Выбрать главу
На станции метро, среди колонн, Два проходимца пьют одеколон, И рыбий хвост валяется в углу На мраморно сверкающем полу.

Иногда в стихах проглядывает автор, с которым по-настоящему читатель познакомится уже в рассказах Довлатова:

Я вспомнил о прошедшем, Детали в памяти храня: Не только я влюблялся в женщин, Влюблялись все же и в меня. Получше были и похуже, Терялись в сутолоке дней, Но чем-то все они похожи, Неравнодушные ко мне. Однажды я валялся в поле, Травинку кислую жуя, И наконец, представьте, понял, Что сходство между ними — я.

Чаще всего Сергей, конечно, описывал лагерь:

Тайгу я представлял себе иной — Простой, суровой, мужественной, ясной. Здесь оказалось муторно и грязно И тесно, как на Лиговке в пивной. «Стоит тайга, безмолвие храня, Неведомая, дикая, седая». Вареную собаку доедают «Законники», рассевшись у огня. Читавший раньше Гегеля и Канта, Я зверем становлюсь день ото дня. Не зря интеллигентного меня Четырежды проигрывали в карты.

Больше всего мне понравилось стихотворение, в котором Сергей нащупывает центральную идею своей «Зоны». Называется оно «Памяти Н. Жабина»:

Жабин был из кулачья, Подхалим и жадина.
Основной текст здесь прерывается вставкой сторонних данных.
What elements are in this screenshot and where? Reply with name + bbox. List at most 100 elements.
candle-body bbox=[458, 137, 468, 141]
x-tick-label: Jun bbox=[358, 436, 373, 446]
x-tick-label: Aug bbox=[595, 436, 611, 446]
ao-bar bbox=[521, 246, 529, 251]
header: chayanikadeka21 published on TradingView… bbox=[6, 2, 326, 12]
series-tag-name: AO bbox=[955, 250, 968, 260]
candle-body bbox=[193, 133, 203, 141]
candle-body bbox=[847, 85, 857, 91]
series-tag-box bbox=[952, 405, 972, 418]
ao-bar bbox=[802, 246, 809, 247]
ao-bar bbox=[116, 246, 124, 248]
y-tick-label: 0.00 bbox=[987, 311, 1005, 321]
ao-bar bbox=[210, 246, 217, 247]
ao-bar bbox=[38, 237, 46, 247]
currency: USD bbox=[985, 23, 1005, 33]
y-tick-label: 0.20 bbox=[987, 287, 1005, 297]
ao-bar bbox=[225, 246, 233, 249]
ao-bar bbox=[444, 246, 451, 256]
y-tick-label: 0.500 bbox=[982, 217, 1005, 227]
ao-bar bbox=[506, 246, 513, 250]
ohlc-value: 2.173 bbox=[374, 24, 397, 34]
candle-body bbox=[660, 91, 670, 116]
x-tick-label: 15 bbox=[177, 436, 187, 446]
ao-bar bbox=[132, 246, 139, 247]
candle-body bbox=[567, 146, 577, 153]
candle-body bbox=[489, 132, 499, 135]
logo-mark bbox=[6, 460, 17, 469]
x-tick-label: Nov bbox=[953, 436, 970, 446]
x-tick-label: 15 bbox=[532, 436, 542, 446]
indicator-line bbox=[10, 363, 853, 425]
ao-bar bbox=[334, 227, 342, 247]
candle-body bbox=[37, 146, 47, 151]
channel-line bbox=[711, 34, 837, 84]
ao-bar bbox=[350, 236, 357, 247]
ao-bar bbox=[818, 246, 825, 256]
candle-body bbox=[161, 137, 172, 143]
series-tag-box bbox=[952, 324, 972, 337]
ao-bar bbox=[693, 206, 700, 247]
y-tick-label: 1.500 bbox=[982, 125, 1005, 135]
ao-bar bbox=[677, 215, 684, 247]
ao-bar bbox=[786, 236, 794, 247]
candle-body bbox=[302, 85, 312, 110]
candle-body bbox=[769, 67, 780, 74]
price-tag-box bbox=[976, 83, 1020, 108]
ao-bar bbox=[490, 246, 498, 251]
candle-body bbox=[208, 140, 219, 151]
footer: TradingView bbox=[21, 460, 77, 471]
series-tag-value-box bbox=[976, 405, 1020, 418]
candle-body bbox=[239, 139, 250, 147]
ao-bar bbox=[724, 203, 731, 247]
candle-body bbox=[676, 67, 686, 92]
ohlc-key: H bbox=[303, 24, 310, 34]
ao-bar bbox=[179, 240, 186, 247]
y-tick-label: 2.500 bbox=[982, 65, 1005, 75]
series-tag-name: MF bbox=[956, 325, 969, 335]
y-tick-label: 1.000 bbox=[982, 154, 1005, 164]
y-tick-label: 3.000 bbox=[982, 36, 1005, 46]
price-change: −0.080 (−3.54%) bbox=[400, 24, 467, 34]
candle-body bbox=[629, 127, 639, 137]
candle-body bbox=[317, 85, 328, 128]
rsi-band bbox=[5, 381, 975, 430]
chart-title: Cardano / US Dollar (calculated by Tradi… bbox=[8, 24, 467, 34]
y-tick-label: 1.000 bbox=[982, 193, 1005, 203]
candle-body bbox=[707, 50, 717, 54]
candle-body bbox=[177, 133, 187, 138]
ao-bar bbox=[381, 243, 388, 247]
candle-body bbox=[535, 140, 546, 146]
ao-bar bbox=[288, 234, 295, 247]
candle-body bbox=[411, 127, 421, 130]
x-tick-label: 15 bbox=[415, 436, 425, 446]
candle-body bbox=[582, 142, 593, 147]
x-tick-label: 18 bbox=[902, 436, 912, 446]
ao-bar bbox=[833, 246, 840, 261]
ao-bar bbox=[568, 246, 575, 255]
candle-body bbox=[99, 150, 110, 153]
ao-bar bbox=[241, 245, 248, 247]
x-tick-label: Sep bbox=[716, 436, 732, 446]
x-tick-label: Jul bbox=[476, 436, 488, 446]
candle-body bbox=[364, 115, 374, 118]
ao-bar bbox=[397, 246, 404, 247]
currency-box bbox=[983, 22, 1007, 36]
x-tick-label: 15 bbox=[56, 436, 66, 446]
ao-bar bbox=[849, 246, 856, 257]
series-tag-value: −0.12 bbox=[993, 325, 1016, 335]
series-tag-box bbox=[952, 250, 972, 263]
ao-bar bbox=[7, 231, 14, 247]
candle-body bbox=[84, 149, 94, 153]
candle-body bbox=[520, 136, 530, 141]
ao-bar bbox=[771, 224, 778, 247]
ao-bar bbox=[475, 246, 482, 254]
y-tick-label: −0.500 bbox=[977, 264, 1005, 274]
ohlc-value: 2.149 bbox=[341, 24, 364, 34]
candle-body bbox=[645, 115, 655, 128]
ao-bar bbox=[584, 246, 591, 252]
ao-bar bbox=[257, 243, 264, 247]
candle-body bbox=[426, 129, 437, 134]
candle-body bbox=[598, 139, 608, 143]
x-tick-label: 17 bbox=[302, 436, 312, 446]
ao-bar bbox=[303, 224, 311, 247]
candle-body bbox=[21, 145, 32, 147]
Схоронили у ручья Николая Жабина. Мой рассказ на этом весь. Нечего рассказывать. Лучше б жил такой, как есть, Николай Аркадьевич.

4

«Зона» была для Сергея если и не самой любимой, то самой важной книгой. Ее он не собирал, а строил — обдуманно, упорно и педантично. Объединяя лагерные рассказы в то, что он назвал повестью, Довлатов сам себя комментировал. В первый раз он пытался объяснить, с чем пришел в литературу.

Он не мог сделать этого, не разобравшись с предшественниками — Шаламовым и Солженицыным. Одного Сергей любил, другого — уважал.

Кроме Парамонова, у нас никто в глаза не видел Солженицына. Его недоступность провоцировала ехидство. Рассказывали, что дети Солженицына, запершись в туалете, читали Лимонова. Снимок Александра Исаевича в коротких штанах на теннисном корте ходил по рукам. Хуже всех был неизбежный Бахчанян, составивший фотоальбом «Сто однофамильцев Солженицына». Короче, к нему относились как к члену Политбюро — что ни скажешь, все смешно. Обыгрывая это обстоятельство, Довлатов писал: «Земля круглая, потому что вертится, а куры носят яйца, как и все мы, включая Солженицына».

Все это не мешало Сергею отправлять Солженицыну свою каждую новую книжку. На этот случай он придумал исключающую унижение надпись: сочту, мол, за честь, если книга найдет себе место в вашей библиотеке. Пока Сергей был жив, Солженицын не отвечал. Потом, говорят, прочел и хвалил. Оказалось, что у них много общего.

Повторяя за Солженицыным, Сергей говорил, что именно тюрьма сделала его писателем. Как и для Солженицына, лагерь стал для Довлатова хождением в народ. Тюрьма открыла Сергею то, что двадцать лет спустя он назвал «правдой»: «Я был ошеломлен глубиной и разнообразием жизни… Впервые я понял, что такое свобода, жестокость, насилие… Я увидел свободу за решеткой. Жестокость бессмысленную, как поэзия… Я увидел человека, полностью низведенного до животного состояния. Я увидел, чему он способен радоваться. И мне кажется, я прозрел».

Тюрьма как аббревиатура жизни: снимая все культурные слои, она сдирает жизнь до мяса, до экзистенции, до чистого существования.

Момент истины настиг Довлатова, когда он был не зэком, а надзирателем. Позиция автора изменила не тему, но отношение к ней.

Убедившись, что по одну сторону решетки не слаще, чем по другую, Довлатов отказался признавать ее существование: «По обе стороны запретки расстилался единый и бездушный мир».

Зона или везде, или нигде — вот вывод, который Довлатов привез из лагерной охраны. И тут он расходится с Солженицыным: «По Солженицыну, лагерь — это ад. Я же думаю, что ад — это мы сами».

Тюрьма у Солженицына обретает провиденциальное значение: в ГУЛАГе произошло слияние верхов и низов, ГУЛАГ стал средством объединения интеллигенции и народа, ГУЛАГ — духовный опыт соборности, оплаченный безвинными страданиями, ГУЛАГ — орудие русской судьбы, сводящее воедино веками разобщенную страну.